Conditions for emergency services working at the site were challenging, the mayor added, with unstable debris posing a hazard and crew waiting for better equipment to arrive.
The privately-owned Binaliw landfill collapsed on Thursday while 110 workers were on site, officials said.
Archival said in a Facebook post on Saturday morning: “Authorities confirmed the presence of detected signs of life in specific areas, requiring continued careful excavation and the deployment of a more advanced 50-ton crane.”
Relatives of those missing have been waiting anxiously for any news of their whereabouts. More than 30 people, all workers at the landfill, are thought to be missing.
“We are just hoping that we can get someone alive… We are racing against time, that’s why our deployment is 24/7,” Cebu City councillor Dave Tumulak, chairman of the city’s disaster council, told news agency AFP.

Jerahmey Espinoza, whose husband is missing, told news agency Reuters at the site on Saturday: “They haven’t seen him or located him ever since the disaster happened.
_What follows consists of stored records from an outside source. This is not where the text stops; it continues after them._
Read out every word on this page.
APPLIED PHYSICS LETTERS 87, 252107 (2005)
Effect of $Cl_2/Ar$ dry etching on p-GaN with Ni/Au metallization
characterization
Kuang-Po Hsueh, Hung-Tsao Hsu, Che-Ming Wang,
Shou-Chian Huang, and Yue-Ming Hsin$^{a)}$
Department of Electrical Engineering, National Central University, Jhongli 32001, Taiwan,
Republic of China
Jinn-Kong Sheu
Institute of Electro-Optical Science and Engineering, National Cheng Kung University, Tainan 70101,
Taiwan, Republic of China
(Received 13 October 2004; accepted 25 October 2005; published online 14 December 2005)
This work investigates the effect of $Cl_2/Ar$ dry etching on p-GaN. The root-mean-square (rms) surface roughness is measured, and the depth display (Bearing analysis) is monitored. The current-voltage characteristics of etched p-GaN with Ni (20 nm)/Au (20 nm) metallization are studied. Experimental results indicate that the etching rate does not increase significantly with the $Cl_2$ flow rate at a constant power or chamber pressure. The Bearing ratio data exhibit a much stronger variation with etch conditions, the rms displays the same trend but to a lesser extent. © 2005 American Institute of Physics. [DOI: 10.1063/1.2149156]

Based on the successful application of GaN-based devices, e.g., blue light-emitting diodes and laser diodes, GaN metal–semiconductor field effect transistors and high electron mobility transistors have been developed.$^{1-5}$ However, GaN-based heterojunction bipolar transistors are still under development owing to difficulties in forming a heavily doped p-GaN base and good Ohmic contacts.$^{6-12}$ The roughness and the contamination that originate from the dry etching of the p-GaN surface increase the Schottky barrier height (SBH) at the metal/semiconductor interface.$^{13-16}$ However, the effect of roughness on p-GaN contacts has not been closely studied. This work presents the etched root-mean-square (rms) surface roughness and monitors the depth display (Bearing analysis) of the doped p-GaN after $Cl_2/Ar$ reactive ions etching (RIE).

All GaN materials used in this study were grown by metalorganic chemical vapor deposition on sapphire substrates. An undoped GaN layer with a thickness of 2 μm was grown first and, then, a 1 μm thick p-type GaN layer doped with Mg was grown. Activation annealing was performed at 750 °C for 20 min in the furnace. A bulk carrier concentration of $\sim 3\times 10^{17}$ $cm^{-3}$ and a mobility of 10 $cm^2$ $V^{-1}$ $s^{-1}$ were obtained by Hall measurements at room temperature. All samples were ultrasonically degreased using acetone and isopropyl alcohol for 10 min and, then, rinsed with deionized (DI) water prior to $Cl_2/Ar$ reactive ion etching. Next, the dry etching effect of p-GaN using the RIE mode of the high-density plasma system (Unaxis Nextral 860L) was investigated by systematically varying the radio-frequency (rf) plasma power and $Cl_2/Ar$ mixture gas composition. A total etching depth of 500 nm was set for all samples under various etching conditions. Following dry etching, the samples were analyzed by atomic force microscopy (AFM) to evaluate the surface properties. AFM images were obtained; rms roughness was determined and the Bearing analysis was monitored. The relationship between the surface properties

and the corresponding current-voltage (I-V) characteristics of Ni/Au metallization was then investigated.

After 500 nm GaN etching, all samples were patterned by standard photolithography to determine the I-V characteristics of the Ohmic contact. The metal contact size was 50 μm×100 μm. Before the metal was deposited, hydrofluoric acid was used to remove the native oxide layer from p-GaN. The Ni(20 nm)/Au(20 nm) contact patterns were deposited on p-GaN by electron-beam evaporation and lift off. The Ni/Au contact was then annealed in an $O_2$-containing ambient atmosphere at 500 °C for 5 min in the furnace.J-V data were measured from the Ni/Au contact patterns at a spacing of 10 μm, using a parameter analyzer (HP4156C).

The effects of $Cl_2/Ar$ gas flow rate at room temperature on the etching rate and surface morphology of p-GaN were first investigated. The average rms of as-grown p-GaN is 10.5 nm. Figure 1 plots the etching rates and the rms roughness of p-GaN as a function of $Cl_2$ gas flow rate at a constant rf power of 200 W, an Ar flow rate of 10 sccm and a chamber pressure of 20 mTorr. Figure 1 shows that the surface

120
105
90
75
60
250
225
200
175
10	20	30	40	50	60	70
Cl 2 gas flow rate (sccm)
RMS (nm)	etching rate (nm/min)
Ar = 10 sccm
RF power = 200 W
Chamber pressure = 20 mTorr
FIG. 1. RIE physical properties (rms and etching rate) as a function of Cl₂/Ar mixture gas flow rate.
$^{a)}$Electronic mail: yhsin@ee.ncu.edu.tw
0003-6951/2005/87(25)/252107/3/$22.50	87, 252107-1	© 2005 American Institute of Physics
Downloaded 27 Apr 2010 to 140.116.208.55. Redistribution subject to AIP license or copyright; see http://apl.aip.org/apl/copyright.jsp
We’re still hopeful that he’s alive.”
The cause of the collapse remains unclear, but Cebu City councillor Joel Garganera previously said it was likely the result of poor waste management practices.
Operators had been cutting into the mountain, digging the soil out and then piling garbage to form another mountain of waste, Garganera told local newspaper The Freeman on Friday.
The Binaliw landfill covers an area of about 15 hectares (37 acres).
Landfills are common in major Philippine cities like Cebu, which is the trading centre and transportation gateway of the Visayas, the archipelago nation’s central islands.